Mam już za sobą pielgrzymkę po wszystkich, jak mi się wydaje, salonach sukien ślubnych w Słupsku, a także kawałek poza nim

Przymierzyłam łącznie 31 sukien. Konkretnej nie wybrałam, waham się pomiędzy trzema. I postanowiłam podzielić się wrażeniami.
W mieście jest 5 salonów (Wileńska, Wojska polskiego- a od kwietnia Armii Krajowej, Kołłątaja, Tuwima i Sygietyńskiego), 2 sklepiki na Manhatanie i 2 na Wokulskim, gdzie też jest parę sukien. Z nieprzyjemną obsługą spotkałam się jedynie w jednym sklepie w Wokulskim (taki większy) oraz w salonie sukien w Siemianicach. I w niemiłej obsłudze Siemianice wygrywają. Pani na moją wypowiedź, że chciałabym przymierzyć kilka, zareagowała wręcz alergicznie.

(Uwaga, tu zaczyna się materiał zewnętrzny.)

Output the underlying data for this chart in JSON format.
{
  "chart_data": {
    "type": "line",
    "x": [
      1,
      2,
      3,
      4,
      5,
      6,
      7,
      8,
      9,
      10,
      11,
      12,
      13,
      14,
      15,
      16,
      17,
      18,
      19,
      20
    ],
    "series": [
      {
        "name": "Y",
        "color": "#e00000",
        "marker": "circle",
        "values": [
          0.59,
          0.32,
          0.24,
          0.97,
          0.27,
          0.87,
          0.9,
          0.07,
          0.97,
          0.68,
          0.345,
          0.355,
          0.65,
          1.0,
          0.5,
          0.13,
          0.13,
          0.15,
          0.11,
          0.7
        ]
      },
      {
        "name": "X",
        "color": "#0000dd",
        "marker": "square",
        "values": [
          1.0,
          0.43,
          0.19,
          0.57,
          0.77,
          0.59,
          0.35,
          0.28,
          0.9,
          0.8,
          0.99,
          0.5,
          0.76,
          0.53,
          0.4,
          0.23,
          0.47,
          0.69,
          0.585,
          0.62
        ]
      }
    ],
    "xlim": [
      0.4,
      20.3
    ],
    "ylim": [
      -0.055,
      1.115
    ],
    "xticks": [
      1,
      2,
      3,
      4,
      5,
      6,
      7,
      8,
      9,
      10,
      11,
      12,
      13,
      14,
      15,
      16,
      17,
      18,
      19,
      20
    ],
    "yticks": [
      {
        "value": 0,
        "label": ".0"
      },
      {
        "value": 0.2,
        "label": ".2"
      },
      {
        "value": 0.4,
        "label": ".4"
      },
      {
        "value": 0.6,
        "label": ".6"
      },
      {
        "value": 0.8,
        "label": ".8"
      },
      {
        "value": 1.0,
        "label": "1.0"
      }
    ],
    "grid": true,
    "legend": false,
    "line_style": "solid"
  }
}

Traktowała mnie jak dziecko, cóż, młodo wyglądam, ale ona chyba wątpiła, czy aby na pewno wychodzę za mąż... Byłam u niej już na końcu, więc trochę się zaznajomiłam z materiałami itp., tłumaczyłam o co mi chodzi, ale pomocy u niej nie uzyskałam. Na wydrukowane przeze mnie zdjęcia sukien z jej strony internetowej nawet nie spojrzała, mówiąc, że nie ma żadnej z tych ze strony, bo to tylko przykłady. A cenę wypowiadała z miną "oj, chyba dla ciebie za droga, dziecko". No to podziękowałam i nie mierzyłam nic. Nie wrócę tam na pewno. Tylko dziwi mnie, że niektórych stać na takie traktowanie potencjalnych klientów.
I właśnie, może wie ktoś o jakimś jeszcze salonie w Słupsku, lub okolicach? Czy to już wszystkie?